何が起こったのか、次の反応で判断しないといけません。

この襖がマジックミラーだと、二人の様子を見ることが出来たのですが…。

こう思った時です。

 

「すみませんっ。大丈夫でしたか?あっ、濡れてしまいましたね。本当にすみません。」

焦ったような牧野さんの声が、ハッキリと聞こえてきました。

 

と同時に、司様の笑い声が聞こえてきたのです。

そして、

「お前、本当に下手だなぁ。」

このような司様の声がしました。

 

「はい…。本当にすみません。ジャケット、大丈夫ですか?これで、拭いてください。」

申し訳なさそうな牧野さんの声も、聞こえてきました。

 

どうやら、牧野さんが司様に酌をした際に飲み物を溢してしまい、司様のスーツが濡れてしまったようですね。

そして、牧野さんが司様にハンカチを渡した。

 

「おぅ。サンキュー。これから、特訓な。」

嬉しそうな司様の声が聞こえます。

 

「ビールの後は、日本酒の特訓だからな。

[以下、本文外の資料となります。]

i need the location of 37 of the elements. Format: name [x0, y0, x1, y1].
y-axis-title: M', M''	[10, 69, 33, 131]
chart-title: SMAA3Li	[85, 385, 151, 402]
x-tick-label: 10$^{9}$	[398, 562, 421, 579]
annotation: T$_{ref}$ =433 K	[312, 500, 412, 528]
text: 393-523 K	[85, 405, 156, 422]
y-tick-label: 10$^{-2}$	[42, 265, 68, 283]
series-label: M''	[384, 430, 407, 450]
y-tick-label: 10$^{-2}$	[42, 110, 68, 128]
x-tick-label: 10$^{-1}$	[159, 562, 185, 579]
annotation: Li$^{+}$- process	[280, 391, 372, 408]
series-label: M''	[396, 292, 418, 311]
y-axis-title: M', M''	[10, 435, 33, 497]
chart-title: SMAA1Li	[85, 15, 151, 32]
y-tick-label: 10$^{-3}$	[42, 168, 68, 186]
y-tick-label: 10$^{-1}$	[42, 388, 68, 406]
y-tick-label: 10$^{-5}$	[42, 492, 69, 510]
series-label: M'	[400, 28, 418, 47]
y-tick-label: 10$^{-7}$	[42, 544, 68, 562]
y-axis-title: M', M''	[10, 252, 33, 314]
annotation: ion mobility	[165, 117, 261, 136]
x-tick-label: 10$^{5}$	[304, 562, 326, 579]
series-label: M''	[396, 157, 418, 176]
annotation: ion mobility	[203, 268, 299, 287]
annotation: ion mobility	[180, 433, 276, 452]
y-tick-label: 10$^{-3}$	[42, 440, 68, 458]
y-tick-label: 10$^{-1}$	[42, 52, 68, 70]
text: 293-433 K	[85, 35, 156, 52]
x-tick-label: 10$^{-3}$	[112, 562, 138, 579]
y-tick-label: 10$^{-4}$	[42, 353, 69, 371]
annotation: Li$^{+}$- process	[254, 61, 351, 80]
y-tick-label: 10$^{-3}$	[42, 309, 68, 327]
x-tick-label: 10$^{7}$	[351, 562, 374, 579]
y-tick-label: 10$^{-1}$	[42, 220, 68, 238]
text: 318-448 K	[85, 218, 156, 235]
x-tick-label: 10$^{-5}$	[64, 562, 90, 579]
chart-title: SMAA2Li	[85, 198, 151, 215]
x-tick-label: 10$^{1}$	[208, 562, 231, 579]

」

坊ちゃんは、ちゃっかり次の約束までしていらっしゃいます。

 

 

帰り際。

牧野さんは当然のように電車で帰ろうとされたのですが…。

案の定、司様が大反対され「絶対に送る。」と言い出しました。

 

残念なことにこの料亭からだと、道明寺邸と牧野さんの家は逆方向。

牧野さんもそこに気付いているらしく、

「道明寺支社長に遠回りしてもらうのは、申し訳ないので…。」

と辞退されておられます。

 

ですが、このような時間に、女性一人で帰らせるのは心配です。

私は、牧野さんにはタクシーを手配しました。

そんな私を、ジト目で睨んでくる司様。

 

少しでも一緒に牧野さんと過ごしたかったのでしょうか?

それとも、牧野さんのお宅を知りたかったのでしょうか?

どちらにしても、このような司様の行動は初めてです。

 

私はジャケットからスマホを取りだし、ある方にメールを送信しました。

【司様に初恋の兆し】

 

 

 

 

お読みいただきありがとうございます。